ISIS and other Salafist-Islamist terror groups continued to make up the vast majority of Universal Jurisdiction prosecutions in 2023. This corresponds to the landmark case in France and the United States against French cement manufacturer Lafarge, which was ordered to pay over $700 million USD in fines by the US Justice Department for paying groups such as ISIS and Al-Nusrah bribes to continue operation of their cement plant in Northern Syria. Recently, Lafarge's appeal to dismiss charges of complicity in crimes against humanity was rejected by a French court. Another emblematic case was the indictment of New York City resident Victoria Jacobs AKA Bakhrom Talipov, who is charged with providing over $5,000 USD to Hayat Tahrir Al Sham (HTS) as well as laundering an additional $10,000 USD for the group using Bitcoin. This marked one of the first cases in which the use of cryptocurrency used to finance a terror group, was prosecuted.

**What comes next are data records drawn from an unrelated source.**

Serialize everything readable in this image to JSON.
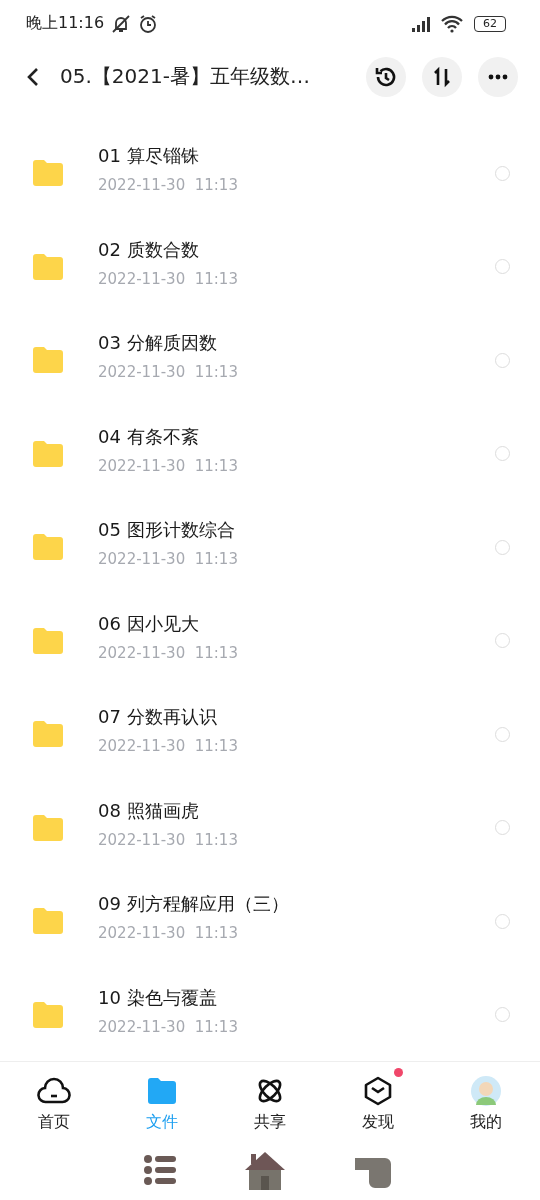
{
  "status_bar": {
    "time": "晚上11:16",
    "battery": "62"
  },
  "header": {
    "title": "05.【2021-暑】五年级数…"
  },
  "files": [
    {
      "name": "01 算尽锱铢",
      "date": "2022-11-30  11:13",
      "selected": false
    },
    {
      "name": "02 质数合数",
      "date": "2022-11-30  11:13",
      "selected": false
    },
    {
      "name": "03 分解质因数",
      "date": "2022-11-30  11:13",
      "selected": false
    },
    {
      "name": "04 有条不紊",
      "date": "2022-11-30  11:13",
      "selected": false
    },
    {
      "name": "05 图形计数综合",
      "date": "2022-11-30  11:13",
      "selected": false
    },
    {
      "name": "06 因小见大",
      "date": "2022-11-30  11:13",
      "selected": false
    },
    {
      "name": "07 分数再认识",
      "date": "2022-11-30  11:13",
      "selected": false
    },
    {
      "name": "08 照猫画虎",
      "date": "2022-11-30  11:13",
      "selected": false
    },
    {
      "name": "09 列方程解应用（三）",
      "date": "2022-11-30  11:13",
      "selected": false
    },
    {
      "name": "10 染色与覆盖",
      "date": "2022-11-30  11:13",
      "selected": false
    }
  ],
  "tabs": [
    {
      "kind": "home",
      "label": "首页",
      "selected": false,
      "dot": false
    },
    {
      "kind": "files",
      "label": "文件",
      "selected": true,
      "dot": false
    },
    {
      "kind": "share",
      "label": "共享",
      "selected": false,
      "dot": false
    },
    {
      "kind": "discover",
      "label": "发现",
      "selected": false,
      "dot": true
    },
    {
      "kind": "me",
      "label": "我的",
      "selected": false,
      "dot": false
    }
  ]
}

Finally, SJAC recorded seven UJ cases prosecuting Syrian government members and associated organizations such as pro-government militias (Shabiha). This included the issuing of arrest warrants by both Switzerland and France for high ranking members of government including those in the Assad family. In Switzerland, an arrest warrant was issued for Rifaat Al-Assad (Paternal uncle to Bashar Al-Assad) for his role in orchestrating the 1982 Hama massacre. Rifaat fled France to Syria in 2021 after years in exile to avoid prosecution in France and is unlikely to leave Syria before his death. A trial court in France also issued arrest warrants for members of the Assad family this year, including President Bashar Al-Assad himself as well as his brother Maher for war crimes and crimes against humanity linked to chemical weapon attacks on civilians. While both cases are important, , the issuance of arrest warrants by states for top officials in Syria is likely symbolic as it at least controversial whether it is consistent with international law for Switzerland or France  to apprehend members of the Assad family travelling outside of Syria.

In general, it was low-level fighters for the Syrian government who were brought to justice in 2023 rather than those who gave the orders. This was the case in Germany, where a Berlin court sentenced Moafak D. to life imprisonment for firing a grenade launcher into a crowd of civilians in Yarmouk refugee camp in 2014. Moafak was a member of a Palestinian pro-government militia, likely the Free Palestine Movement, and was commander of a checkpoint overseeing the distribution of food aid when he fired a grenade into a crowd of civilians killing four and injuring two others. Similarly, in the Netherlands, a member of Liwa Al-Quds (Jerusalem Brigade), a different pro-government Palestinian militia named Mustafa A, was convicted of war crimes and crimes against humanity for arresting two people who he turned over to Syrian Air Force Intelligence. The two arrested individuals were subsequently beaten and tortured in prison.

The past year has seen notable successes and continued challenges for Universal Jurisdiction cases related to Syria. While the number of countries repatriating former terrorist fighters (FTFs) and their families is still low, efforts in 2023 made by countries in Europe such as the Netherlands are commendable. A key challenge in establishing justice for crimes committed by ISIS has been establishing the responsibility of guilt for the wives of ISIS fighters, convictions such as those levied against Nadine K. set an important precedent for future cases. Prosecution of those accused of funding terrorist groups in Syria became even more difficult and varied as cryptocurrency continues to be adopted across the globe, providing further means of funding to sanctioned groups and near anonymity to donors. The symbolic issuing of arrest warrants for high-ranking Syrian government officials contrasts with instances where individuals were held accountable for their direct involvement in crimes. Despite progress, the complexity of UJ efforts underscores the ongoing challenge of holding top officials responsible for orchestrating atrocities.